Goal: Although photoplethysmographic (PPG) signals can monitor heart rate (HR) quite conveniently in hospital environments, trying to incorporate them during fitness programs poses a great challenge, ...since in these cases, the signals are heavily corrupted by motion artifacts. Methods: In this paper, we present a novel signal processing framework which utilizes two channel PPG signals and estimates HR in two stages. The first stage eliminates any chances of a runaway error by resorting to an absolute criterion condition based on ensemble empirical mode decomposition. This stage enables the algorithm to depend very little on the previously estimated HR values and to discard the need of an initial resting phase.

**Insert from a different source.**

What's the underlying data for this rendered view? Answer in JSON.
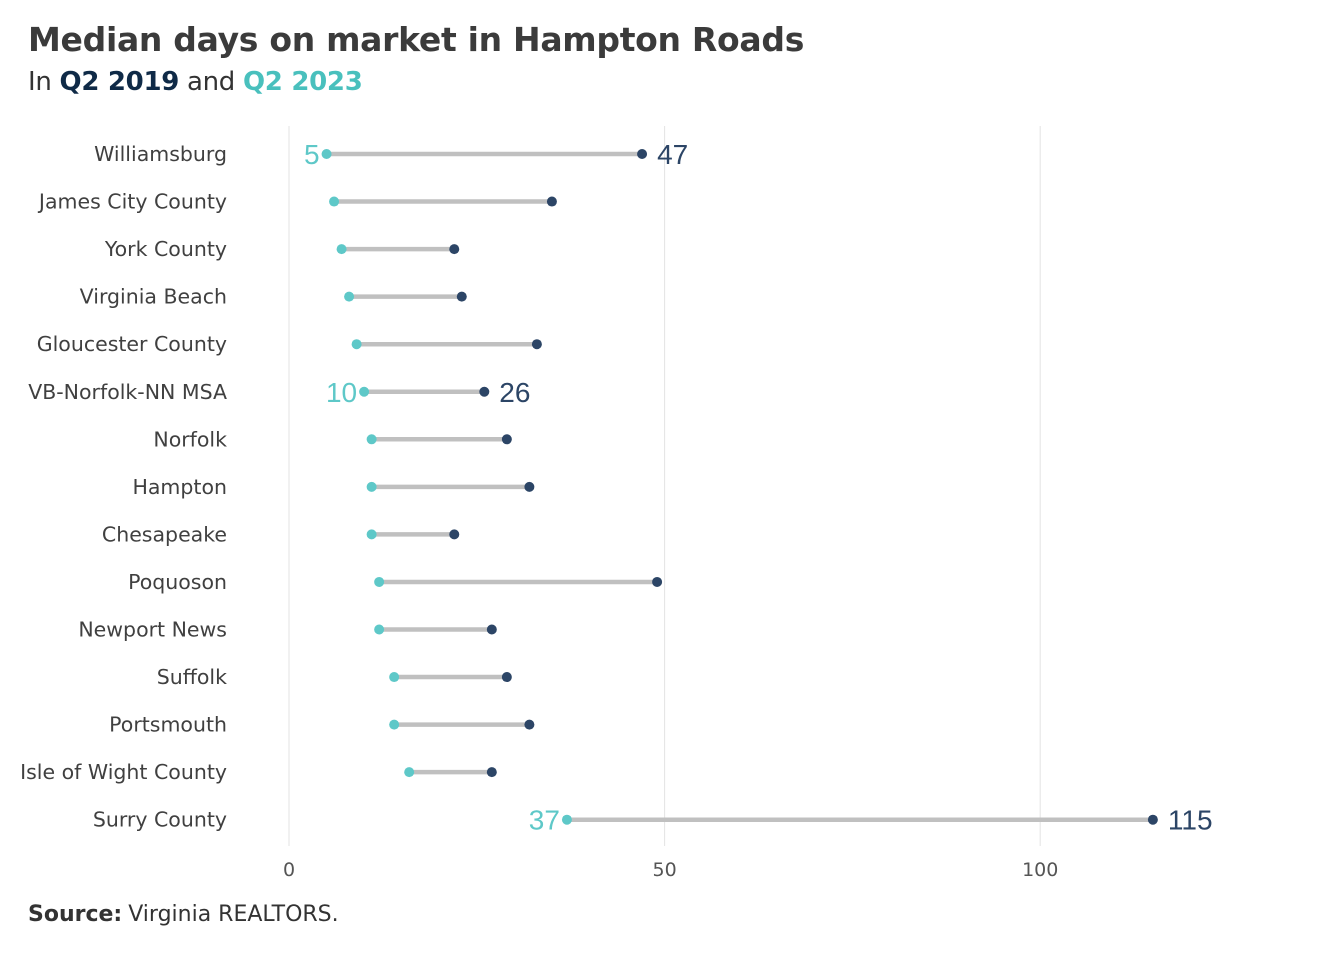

The second stage, on the other hand, increases the algorithm's robustness against offtrack errors by using recursive least squares filters complemented with an additional novel technique, namely time-domain extraction. Results: Using this framework, an average absolute error of 1.02 beat per minute (BPM) and standard deviation of 1.79 BPM are recorded for 12 subjects performing a run with peak velocities reaching as high as 15 km/h. Conclusion: The performance of this algorithm is found to be better than the other recently reported algorithms in this field such as TROIKA and JOSS. Significance: This method is expected to greatly facilitate the presently available wearable gadgets in HR computation during various physical activities.